The 2010 LeWeb international technology conference hosted Lindzon as the keynote speaker. Lindzon spoke on why there's never been a better time to build a business at The Next Web Conference 2011.

==Angel investor==
Lindzon is an angel investor and the managing partner for holding company Social Leverage. Social Leverage invests in web businesses that are early in their development.

eBay bought rent.com in 2005 for $415 million. Lindzon had been an early investor in rent.com.

LifeLock, an identity theft protection company offering services intended to detect fraudulent applications for various credit and non-credit related services, received funding from Lindzon in 2007.

Ticketfly was started in 2008 with funding from Lindzon in concert with High Peaks Venture Partners, Contour Venture Partners and another angel investor Roger Ehrenberg.

Lindzon sold his interest in limos.com, and Comcast purchased golfnow.com in 2008.

Lindzon has invested in Betaworks and with them like he did in supporting TweetDeck.

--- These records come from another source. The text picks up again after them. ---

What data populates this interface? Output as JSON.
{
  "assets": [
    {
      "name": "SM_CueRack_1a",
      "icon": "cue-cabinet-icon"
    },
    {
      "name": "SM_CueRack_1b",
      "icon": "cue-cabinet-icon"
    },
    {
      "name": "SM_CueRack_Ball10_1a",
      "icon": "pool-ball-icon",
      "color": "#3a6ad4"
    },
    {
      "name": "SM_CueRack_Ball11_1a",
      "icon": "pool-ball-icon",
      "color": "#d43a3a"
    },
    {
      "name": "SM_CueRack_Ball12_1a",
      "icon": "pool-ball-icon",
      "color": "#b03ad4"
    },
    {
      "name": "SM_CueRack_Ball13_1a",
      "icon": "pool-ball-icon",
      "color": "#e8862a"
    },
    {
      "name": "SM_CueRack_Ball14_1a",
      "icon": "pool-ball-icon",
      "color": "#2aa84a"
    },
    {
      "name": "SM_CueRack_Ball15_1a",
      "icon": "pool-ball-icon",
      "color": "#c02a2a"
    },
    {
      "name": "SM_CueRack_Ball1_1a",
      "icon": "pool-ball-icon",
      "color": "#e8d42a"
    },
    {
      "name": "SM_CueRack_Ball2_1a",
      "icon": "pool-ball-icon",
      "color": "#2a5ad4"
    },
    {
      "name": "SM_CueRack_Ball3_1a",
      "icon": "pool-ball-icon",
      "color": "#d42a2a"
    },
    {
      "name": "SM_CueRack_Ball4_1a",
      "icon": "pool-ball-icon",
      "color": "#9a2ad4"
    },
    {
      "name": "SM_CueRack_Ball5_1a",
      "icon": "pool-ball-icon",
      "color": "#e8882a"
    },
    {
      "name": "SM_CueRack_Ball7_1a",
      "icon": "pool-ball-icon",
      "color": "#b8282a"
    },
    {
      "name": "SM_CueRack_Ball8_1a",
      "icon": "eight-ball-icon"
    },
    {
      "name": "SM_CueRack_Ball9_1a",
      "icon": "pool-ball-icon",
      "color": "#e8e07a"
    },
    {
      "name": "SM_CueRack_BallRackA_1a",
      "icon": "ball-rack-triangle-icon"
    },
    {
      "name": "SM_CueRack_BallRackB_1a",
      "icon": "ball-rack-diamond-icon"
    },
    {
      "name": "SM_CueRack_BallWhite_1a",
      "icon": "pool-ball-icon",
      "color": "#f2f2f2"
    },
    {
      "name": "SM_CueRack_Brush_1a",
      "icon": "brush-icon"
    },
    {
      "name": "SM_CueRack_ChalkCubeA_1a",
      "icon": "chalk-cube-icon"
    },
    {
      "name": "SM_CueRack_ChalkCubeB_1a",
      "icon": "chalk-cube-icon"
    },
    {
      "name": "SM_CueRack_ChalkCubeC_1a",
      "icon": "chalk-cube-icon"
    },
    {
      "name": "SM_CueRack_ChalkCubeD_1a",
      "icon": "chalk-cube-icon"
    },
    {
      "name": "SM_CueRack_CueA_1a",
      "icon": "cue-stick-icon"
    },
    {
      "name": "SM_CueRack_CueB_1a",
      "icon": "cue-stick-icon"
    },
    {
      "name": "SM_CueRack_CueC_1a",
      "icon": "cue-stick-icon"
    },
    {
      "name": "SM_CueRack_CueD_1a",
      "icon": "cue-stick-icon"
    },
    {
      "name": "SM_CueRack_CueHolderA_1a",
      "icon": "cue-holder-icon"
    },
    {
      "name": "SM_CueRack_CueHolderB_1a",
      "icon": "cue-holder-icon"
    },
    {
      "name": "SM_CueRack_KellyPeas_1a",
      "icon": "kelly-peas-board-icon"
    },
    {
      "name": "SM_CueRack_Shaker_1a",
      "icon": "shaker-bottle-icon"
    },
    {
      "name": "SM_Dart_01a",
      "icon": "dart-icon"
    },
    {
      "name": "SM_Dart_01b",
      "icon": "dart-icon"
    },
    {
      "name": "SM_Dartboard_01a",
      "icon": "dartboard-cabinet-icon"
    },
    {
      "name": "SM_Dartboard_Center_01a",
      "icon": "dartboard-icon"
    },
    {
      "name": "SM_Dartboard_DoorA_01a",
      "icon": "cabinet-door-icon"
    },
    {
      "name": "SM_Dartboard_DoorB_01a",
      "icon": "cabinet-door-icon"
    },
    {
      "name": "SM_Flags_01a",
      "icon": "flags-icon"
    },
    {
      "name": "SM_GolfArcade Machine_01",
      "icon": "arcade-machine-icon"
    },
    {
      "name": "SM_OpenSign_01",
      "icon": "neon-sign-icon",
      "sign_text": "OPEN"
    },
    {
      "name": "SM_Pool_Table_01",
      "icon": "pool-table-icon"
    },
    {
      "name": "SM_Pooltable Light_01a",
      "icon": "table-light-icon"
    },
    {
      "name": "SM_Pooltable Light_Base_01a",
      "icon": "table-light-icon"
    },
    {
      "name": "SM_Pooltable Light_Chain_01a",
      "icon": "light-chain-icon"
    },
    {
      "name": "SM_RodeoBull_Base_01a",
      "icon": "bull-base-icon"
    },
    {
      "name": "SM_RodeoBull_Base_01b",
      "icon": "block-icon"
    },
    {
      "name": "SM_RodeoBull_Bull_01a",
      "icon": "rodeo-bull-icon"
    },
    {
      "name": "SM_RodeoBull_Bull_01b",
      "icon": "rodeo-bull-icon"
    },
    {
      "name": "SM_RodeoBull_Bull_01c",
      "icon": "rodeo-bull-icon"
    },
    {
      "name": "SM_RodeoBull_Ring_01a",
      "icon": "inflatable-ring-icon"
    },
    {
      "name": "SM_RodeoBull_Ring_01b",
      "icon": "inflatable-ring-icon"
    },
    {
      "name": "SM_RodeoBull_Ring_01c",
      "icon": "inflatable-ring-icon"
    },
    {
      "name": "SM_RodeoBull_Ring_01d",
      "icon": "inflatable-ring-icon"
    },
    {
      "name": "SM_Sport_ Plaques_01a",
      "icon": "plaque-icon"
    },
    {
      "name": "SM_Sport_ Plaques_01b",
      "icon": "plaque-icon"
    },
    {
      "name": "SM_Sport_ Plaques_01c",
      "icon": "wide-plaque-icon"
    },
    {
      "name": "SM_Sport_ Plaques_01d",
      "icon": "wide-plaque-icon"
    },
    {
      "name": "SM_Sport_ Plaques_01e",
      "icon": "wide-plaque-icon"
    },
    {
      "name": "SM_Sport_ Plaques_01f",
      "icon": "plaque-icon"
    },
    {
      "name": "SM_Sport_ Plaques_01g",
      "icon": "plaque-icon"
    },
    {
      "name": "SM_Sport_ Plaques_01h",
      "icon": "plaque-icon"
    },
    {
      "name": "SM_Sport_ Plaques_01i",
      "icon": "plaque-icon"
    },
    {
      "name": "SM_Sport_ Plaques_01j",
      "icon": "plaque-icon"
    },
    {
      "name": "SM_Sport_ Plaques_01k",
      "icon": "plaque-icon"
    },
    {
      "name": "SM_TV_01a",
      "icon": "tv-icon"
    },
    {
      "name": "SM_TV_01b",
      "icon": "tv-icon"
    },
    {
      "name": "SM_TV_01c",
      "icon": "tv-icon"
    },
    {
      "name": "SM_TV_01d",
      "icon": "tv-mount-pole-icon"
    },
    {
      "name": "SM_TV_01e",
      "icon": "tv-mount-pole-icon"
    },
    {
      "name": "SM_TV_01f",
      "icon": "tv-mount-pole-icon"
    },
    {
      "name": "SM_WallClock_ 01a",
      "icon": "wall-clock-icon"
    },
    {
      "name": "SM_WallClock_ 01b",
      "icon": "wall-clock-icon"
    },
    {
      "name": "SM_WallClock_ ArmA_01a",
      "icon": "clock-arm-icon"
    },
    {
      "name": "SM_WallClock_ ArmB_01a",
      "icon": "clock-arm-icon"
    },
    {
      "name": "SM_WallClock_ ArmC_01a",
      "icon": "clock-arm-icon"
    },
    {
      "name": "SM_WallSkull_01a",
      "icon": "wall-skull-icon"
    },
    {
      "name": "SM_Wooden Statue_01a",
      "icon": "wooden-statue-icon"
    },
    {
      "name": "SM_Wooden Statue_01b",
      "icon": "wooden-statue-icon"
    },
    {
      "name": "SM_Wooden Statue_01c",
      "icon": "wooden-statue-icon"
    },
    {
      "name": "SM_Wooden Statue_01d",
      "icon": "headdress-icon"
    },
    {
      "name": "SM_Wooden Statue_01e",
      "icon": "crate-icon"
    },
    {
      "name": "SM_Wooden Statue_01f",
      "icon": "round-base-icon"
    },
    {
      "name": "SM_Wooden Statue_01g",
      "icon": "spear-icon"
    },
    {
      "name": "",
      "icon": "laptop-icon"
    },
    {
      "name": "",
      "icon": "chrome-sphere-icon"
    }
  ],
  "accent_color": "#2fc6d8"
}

Disqus is an online discussion and commenting service for websites and online communities that uses a networked platform that received funding from Lindzon in 2008.

UserVoice received funding from Lindzon in 2009 to continue development of their customer engagement tools. Their customer feedback aggregation tools were moved into the mainstream with this additional financing.

Holding a previous investment in bit.ly, Lindzon decided to increase his investment to assist with the company's growth in 2010.

InternMatch provides internship services for students, employers and educators. The site offers free internship searching, an intern blog, and a library of internship and job-search resources designed for both students and employers. InternMatch's mission is to "Help students find and explore great internships with a focus on leading technology companies and non-profits." Lindzon provided funding support for growth of the company in 2011.

UsingMiles is a Techstars graduate startup that aims to make it easier for travelers to aggregate their loyalty program rewards in one place.

When Klout was looking for investors in 2011, Lindzon was one of the people interested.

BillGuard watches and alerts users when credit card hidden fees, scams or billing errors are present in their accounts. This project, still only a beta version, was supported by Lindzon in 2009.

GoInstant was acquired by Salesforce.com in July 2012 for US$70 million.

In 2012, Lindzon provided part of the $2M in funding to DailyWorth as well as serving as an advisor.

Lindzon's interest in making data available lead to his support of Plexus Engine, doing business as Little Bird. Little Bird has been automating the process of finding and verifying research sources, making "lists, then aggregate the blog URLs, Twitter handles, and content published" by researchers. Plexus Engine was selected to participate in the Portland Incubator Experiment in 2012.

Lindzon has been involved in funding many other start-ups including but not limited to: Foodzie, Life360, Simply Measured, Clarity, Lucky Sort, Seamless Receipts, Scopely, Colingo, Unbounce, LaunchRock, SendHub, Retrofit, Betable, Dekko, YieldBot, Embedly, New Hive, Buddy Media, Videolicious, Laffster, YCharts, Fanium, BlogTalkRadio, StationCreator, Skyscraper, TubeMogul, MyTrade, MaxMyInterest, Zentact.

In 2013, Lindzon presented at AMP Capital’s Amplify Festival for angel investors in Australia.